安徽省大数据与人工智能竞赛人工智能软件赛-深度学习

网络赛与现场赛第四题深度学习代码

Posted by zichuana on November 26, 2022

(⑉꒦ິ^꒦ິ⑉)

网络赛

题目

注意下面代码有两处不严谨错误

out = net(batch_x.to(device))
loss = loss_func(out, batch_y)
train_loss += loss.item()
optimizer.zero_grad()
loss.backward()
optimizer.step()

改为

out = net(batch_x.to(device))
loss = loss_func(out, batch_y)
optimizer.zero_grad()
loss.backward()
optimizer.step()
train_loss += loss.item()

得到

train_steps = len(train_loader)

print('Epoch:{} Train Loss:{}'.format(epoch + 1, train_loss / train_data_len))

改为

print('Epoch:{} Train Loss:{}'.format(epoch + 1, train_loss / train_steps))

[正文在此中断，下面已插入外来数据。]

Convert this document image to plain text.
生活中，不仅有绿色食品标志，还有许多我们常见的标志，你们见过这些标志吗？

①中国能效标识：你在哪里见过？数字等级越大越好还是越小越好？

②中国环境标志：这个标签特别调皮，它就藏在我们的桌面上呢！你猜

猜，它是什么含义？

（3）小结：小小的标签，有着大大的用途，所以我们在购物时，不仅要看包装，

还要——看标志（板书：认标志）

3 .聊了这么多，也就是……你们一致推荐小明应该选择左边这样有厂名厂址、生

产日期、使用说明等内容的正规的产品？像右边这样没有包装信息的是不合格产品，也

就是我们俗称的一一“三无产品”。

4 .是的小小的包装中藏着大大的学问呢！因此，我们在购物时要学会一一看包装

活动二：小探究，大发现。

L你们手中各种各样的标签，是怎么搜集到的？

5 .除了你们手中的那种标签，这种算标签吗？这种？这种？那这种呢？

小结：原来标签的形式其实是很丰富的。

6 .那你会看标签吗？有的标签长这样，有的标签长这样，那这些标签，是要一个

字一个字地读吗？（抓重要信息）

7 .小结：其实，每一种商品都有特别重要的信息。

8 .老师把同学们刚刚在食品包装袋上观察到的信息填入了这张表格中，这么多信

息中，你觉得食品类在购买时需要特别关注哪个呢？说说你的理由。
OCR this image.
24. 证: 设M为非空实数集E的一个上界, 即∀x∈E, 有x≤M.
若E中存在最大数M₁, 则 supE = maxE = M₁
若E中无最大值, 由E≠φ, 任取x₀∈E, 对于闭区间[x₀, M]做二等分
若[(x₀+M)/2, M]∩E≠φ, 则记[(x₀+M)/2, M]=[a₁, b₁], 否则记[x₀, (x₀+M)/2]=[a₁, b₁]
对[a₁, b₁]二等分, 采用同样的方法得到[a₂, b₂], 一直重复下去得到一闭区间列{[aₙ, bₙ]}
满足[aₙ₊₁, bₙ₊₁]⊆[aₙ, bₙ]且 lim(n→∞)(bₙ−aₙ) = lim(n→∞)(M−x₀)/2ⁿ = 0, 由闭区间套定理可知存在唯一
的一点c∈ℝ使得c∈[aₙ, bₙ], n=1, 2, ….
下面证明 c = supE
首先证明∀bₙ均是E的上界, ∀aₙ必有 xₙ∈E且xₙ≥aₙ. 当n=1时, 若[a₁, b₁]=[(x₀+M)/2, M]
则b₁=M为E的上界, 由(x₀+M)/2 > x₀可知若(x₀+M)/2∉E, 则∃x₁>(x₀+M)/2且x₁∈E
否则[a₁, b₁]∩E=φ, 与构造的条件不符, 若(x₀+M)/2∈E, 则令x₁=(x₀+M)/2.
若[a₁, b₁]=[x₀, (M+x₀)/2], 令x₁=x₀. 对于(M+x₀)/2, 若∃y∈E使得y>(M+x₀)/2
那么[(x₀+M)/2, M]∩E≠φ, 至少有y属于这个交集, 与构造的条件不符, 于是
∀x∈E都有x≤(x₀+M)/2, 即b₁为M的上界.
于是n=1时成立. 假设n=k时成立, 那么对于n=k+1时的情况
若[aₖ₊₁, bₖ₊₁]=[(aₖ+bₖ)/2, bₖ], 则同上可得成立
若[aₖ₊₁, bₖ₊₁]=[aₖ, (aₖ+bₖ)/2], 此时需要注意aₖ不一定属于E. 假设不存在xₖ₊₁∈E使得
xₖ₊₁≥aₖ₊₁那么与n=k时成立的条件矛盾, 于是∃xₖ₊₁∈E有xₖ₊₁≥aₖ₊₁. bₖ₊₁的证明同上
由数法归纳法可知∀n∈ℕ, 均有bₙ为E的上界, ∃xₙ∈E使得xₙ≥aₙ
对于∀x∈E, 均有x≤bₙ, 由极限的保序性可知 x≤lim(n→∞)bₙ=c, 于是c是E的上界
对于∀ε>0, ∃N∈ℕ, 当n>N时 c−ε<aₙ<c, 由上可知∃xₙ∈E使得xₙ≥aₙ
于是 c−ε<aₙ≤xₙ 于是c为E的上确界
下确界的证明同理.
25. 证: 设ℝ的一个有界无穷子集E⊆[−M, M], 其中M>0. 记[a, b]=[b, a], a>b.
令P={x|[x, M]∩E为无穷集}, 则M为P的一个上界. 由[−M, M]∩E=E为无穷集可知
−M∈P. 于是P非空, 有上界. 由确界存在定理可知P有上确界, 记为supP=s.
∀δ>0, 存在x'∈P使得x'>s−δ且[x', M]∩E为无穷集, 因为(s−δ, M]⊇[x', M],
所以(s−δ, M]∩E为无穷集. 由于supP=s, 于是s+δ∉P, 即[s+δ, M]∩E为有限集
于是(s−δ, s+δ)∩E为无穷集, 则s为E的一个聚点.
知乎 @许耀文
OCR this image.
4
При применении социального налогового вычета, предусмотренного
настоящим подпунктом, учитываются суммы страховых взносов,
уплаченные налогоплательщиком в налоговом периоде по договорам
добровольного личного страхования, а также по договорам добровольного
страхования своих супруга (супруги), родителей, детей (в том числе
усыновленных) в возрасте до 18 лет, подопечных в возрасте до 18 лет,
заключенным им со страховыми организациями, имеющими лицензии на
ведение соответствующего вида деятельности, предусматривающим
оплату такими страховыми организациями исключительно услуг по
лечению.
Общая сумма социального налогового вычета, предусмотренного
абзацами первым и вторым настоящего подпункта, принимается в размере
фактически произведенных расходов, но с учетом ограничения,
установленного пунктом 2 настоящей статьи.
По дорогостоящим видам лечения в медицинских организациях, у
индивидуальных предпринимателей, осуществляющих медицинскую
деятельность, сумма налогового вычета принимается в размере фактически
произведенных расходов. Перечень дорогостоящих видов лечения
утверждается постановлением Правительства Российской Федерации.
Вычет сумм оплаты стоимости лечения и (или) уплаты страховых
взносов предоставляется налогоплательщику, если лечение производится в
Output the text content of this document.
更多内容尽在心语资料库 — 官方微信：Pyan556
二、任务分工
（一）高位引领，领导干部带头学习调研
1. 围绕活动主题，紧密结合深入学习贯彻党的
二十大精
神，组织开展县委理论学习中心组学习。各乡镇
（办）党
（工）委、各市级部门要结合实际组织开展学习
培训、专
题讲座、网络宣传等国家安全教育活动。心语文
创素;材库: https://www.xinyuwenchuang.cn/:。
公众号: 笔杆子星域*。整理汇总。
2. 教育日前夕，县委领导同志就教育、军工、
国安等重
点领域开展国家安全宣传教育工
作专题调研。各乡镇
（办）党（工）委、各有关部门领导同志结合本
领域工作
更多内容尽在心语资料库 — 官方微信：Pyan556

“第四部分”文件夹为本题的数据文件,含有100张交通场景监控图片及其对应的训练和测试标签文件trainlabels.txt和testlabels.txt。标签文件第1列表示图片路径,第2-8列表示其对应的图片中是否存在对应的车型,若存在则用1表示,若不存在则用0表示。请根据要求利用卷积神经网络实现图片的多标签分类功能。
要求与说明:
(1)本体旨在考察参赛者使用深度学习库解决具体计算机视觉问题的完整流程,不以测试集准确率作为评分标准;
(2)输入网络的图片数据尺寸统一缩放到64*64*3
(3)网络的输出层为全连接神经网络,其中的每一个神经元对应一个物体类别,中间层自由搭建,但要保证维度匹配、代码可运行;
(4)使用Adam优化器;
(5)使用L1损失函数;
(6)代码能正常运行,输出每一次或每一轮迭代的损失值情况;
(7)使用深度学习库PyTorch或Tensorflow均可;
(8)在训练集进行训练,在测试集进行测试;
(9)需将所有代码及成功训练运行截图放入比赛环境中本题对应的提交目录文件夹(user/Q4文件夹)。

代码

from torchvision import datasets, transforms
from torch.utils.data import DataLoader, Dataset
import torch.utils.data.dataloader as Data
import torch
import torch.nn as nn
import torch.optim as optim
import os
from PIL import Image
import torch.nn.functional as F
import numpy as np

device = torch.device("cuda:0" if torch.cuda.is_available() else "cpu")
label_train_file = open("./数据与代码/第四部分/trainlabels.txt")
label_test_file = open("./数据与代码/第四部分/testlabels.txt")
pic_path = os.path.join(os.getcwd(), './数据与代码/第四部分/')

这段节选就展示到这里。